I also hope that TensorOperations will soon understand derivatives. I have an implementation 90% done, see this issue if curious. But roughly speaking, once you tell it how to differentiate a trace and a contraction, then it can do arbitrary (strict Einstein) expressions.


#4

After reading the einops tutorial:

  • Almost everything their rearrange does, can be done with @shape. The exception is what they call 0 axes and I’d call constant indices, which would not be hard to add – it’s is on the readme wishlist. This lets them output arrays with say size(A) = (20, 1, 100), which might be useful for playing well with broadcasting.

  • Many of their reduce examples could be done with @einsum; the simple ones are just sum(A, dims=...) at which Einsum is actually pretty efficient, although not Flux-differentiable. But something like “In [21]: max-pooling” could not. It’s a reshape (in something quite similar to @shape's notation) followed by maximum(A, dims=(3,5)) and dropdims.

That seems to be about all! I don’t see anything more in their tutorial part 2 really. Apparently @shape can claim to implement “shufflenet” whatever that is. At “In [23]” they do “y = convolve_2d(y)” by reshaping before and afterwards. Note that einops doesn’t implement contractions, only reshape/reduce type things. This issue explains that this is because the back-end functions they would like to call are a dogshow.
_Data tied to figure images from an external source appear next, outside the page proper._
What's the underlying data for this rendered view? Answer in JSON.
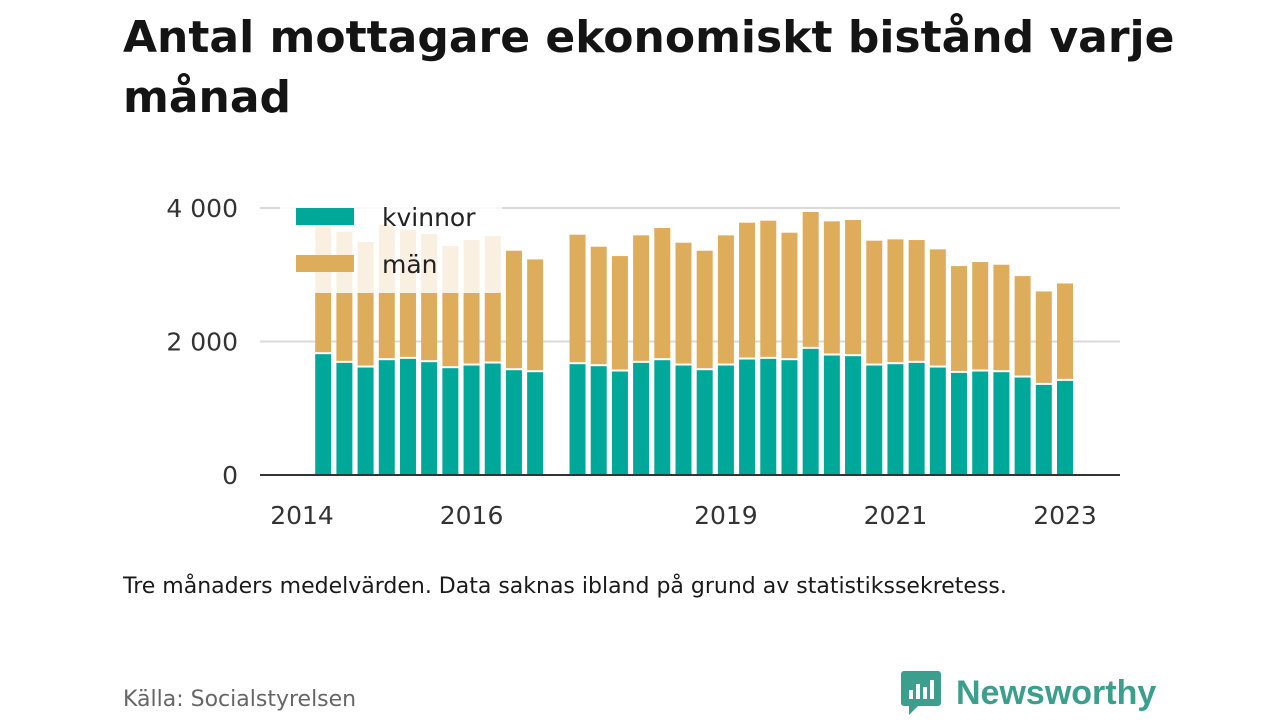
{
  "title": "Antal mottagare ekonomiskt bistånd varje månad",
  "footnote": "Tre månaders medelvärden. Data saknas ibland på grund av statistikssekretess.",
  "source": "Källa: Socialstyrelsen",
  "brand": {
    "name": "Newsworthy",
    "color": "#3c9e8c"
  },
  "chart_data": {
    "type": "bar",
    "stacked": true,
    "ylim": [
      0,
      4000
    ],
    "yticks": [
      0,
      2000,
      4000
    ],
    "ytick_labels": [
      "0",
      "2 000",
      "4 000"
    ],
    "xtick_labels": [
      "2014",
      "2016",
      "2019",
      "2021",
      "2023"
    ],
    "grid": true,
    "legend_position": "top-left",
    "categories": [
      "2014-Q2",
      "2014-Q3",
      "2014-Q4",
      "2015-Q1",
      "2015-Q2",
      "2015-Q3",
      "2015-Q4",
      "2016-Q1",
      "2016-Q2",
      "2016-Q3",
      "2016-Q4",
      "2017-Q1",
      "2017-Q2",
      "2017-Q3",
      "2017-Q4",
      "2018-Q1",
      "2018-Q2",
      "2018-Q3",
      "2018-Q4",
      "2019-Q1",
      "2019-Q2",
      "2019-Q3",
      "2019-Q4",
      "2020-Q1",
      "2020-Q2",
      "2020-Q3",
      "2020-Q4",
      "2021-Q1",
      "2021-Q2",
      "2021-Q3",
      "2021-Q4",
      "2022-Q1",
      "2022-Q2",
      "2022-Q3",
      "2022-Q4",
      "2023-Q1"
    ],
    "series": [
      {
        "name": "kvinnor",
        "color": "#00a89a",
        "values": [
          1810,
          1680,
          1610,
          1720,
          1740,
          1690,
          1600,
          1640,
          1670,
          1570,
          1540,
          null,
          1660,
          1630,
          1550,
          1680,
          1720,
          1640,
          1570,
          1640,
          1730,
          1740,
          1720,
          1890,
          1790,
          1780,
          1640,
          1660,
          1680,
          1610,
          1530,
          1550,
          1540,
          1460,
          1350,
          1410
        ]
      },
      {
        "name": "män",
        "color": "#ddad5b",
        "values": [
          1990,
          1970,
          1880,
          2030,
          1930,
          1920,
          1830,
          1880,
          1910,
          1790,
          1690,
          null,
          1940,
          1790,
          1730,
          1910,
          1980,
          1840,
          1790,
          1950,
          2050,
          2070,
          1910,
          2050,
          2010,
          2040,
          1870,
          1870,
          1840,
          1770,
          1600,
          1640,
          1610,
          1520,
          1400,
          1460
        ]
      }
    ]
  }
}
In fact it will not be hard to add reduction to my package. This needs far more checking… but I just pushed a change which will make this work, for any function which acts like sum(B, dims=...):

B = rand(2,3,5);
@reduce A[i,j] := sum(k) B[i,j,k]

Then I believe that the only thing missing is @shape A[a,1,b,1] := B[a,b], to have all of einops’s functionality. (Making a video like theirs would, on the other hand, take me longer than the entire package…)


#5

This package is now registered under the name TensorCast.jl, because it suffered further scope creep to include arbitrary broadcasting.

You can do things like this, the word lazy means it uses LazyArrays.jl to avoid materialising the whole 3-array RHS:

using Statistics
x = randn(100); m = rand(1:99, 100);

@reduce y[k] := mean(i,j)  m[k] * exp(-(x[i]-x[j])^2)  lazy

And alla xiaodai’s question, here’s an efficient way to stack 60k matrices, broadcast an operation, and re-slice them into 60 batches of 1000:

using Flux
imgs = Flux.Data.MNIST.images(); # 60_000 matrixes each 28x28

@cast batches[b][i,j,n] |= 1 - float(imgs[n\b][i,j])  n:1000;

The stacking operation uses the optimised reduce(hcat,...), plus appropriate reshaping. Using |= instead of := means (by another abuse of notation) that the sliced batches are copied Arrays, not views.